Domain driven design, as described by Microsoft in a now "previous" doc, is roughly described as:
An object-oriented architectural style focused on modeling a business domain and defining business objects based on entities within the business domain.
Typically, it's a strictly software development term. I don't intend to invent a new term, nor do I intend to fit a circle block through a square peg by directly indicating it's something internal security teams can "implement." I believe that would be trivializing it as a relatively complex style. It's also not particularly helpful to security teams.
Nowadays I flip between security and development in my career. Part of this is because I gravitate to the development community but the security work more, but I digress. I was Security Engineer, a consultant, just an "Engineer" (dev), a DevOps Engineer, all within a couple years at Unit 42.
What I've found interesting is they seem to use different words to describe the same things, or vice versa. Maybe it's because they're (arguably marginally) different. Maybe because it's just easier. Maybe it's because they don't talk. Who knows.
Security hardening assessments often target domains too! And not like michaelbailey.co domains! The ones I personally see, they typically target two (or a combination of) kinds of domains, a business domain or security domain. Let's look at business domains. This StackExchange answer does a decent job fleshing it out, with some bonus content on how it contrasts against technical domains.
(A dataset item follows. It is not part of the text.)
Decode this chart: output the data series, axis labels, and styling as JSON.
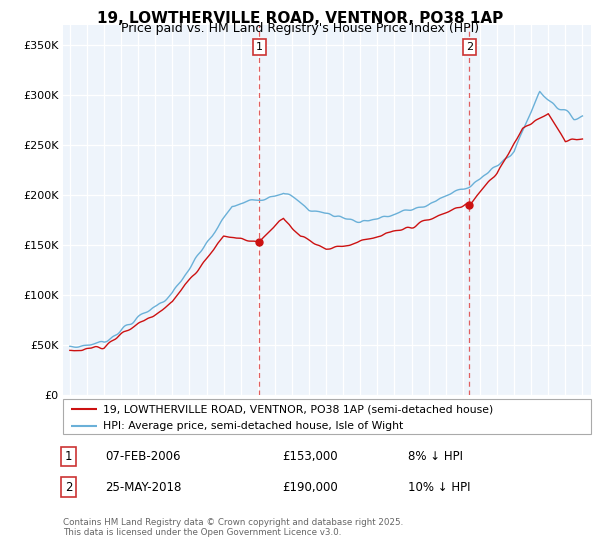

1. Introduction to Security and Risk Management
2. Asset Security
3. Security Architecture and Engineering
4. Communication and Network Security
5. Identity and Access Management (IAM)
6. Security Assessment and Testing
7. Security Operations
8. Software Development Security
As we enter a development project, or a security audit, we're left with a decision: Do I categorize by technical domains or business domains? Typically, security hardening audits categorize by technical domains (network, app, IAM, etc), but security also famously struggles to communicate what they're doing effectively. If it makes sense to organize code and object structures via business domain models, despite being a bit more expensive, is easier to communicate, extend and test (as described by Microsoft in the scope of software design).
Could we not make similar arguments for using technical or business domains in a security audit? While the use of technical domains introduces less backend complexity, would it be easier to communicate impact if audit work was broken into respective business domains, whether that's departments, products or units? How can you reap the benefits of both, through a hybrid perhaps by which technical domains exist in business domains? In my opinion, I consider this one of many areas for one industry (security) to learn from another (development) about planning. This is, in my opinion, to the benefit of security yielding the immense amount of research, case studies and criticisms around development product planning.
*Please God do not take this as an ISC endorsement. I've heard several conflicting things about them.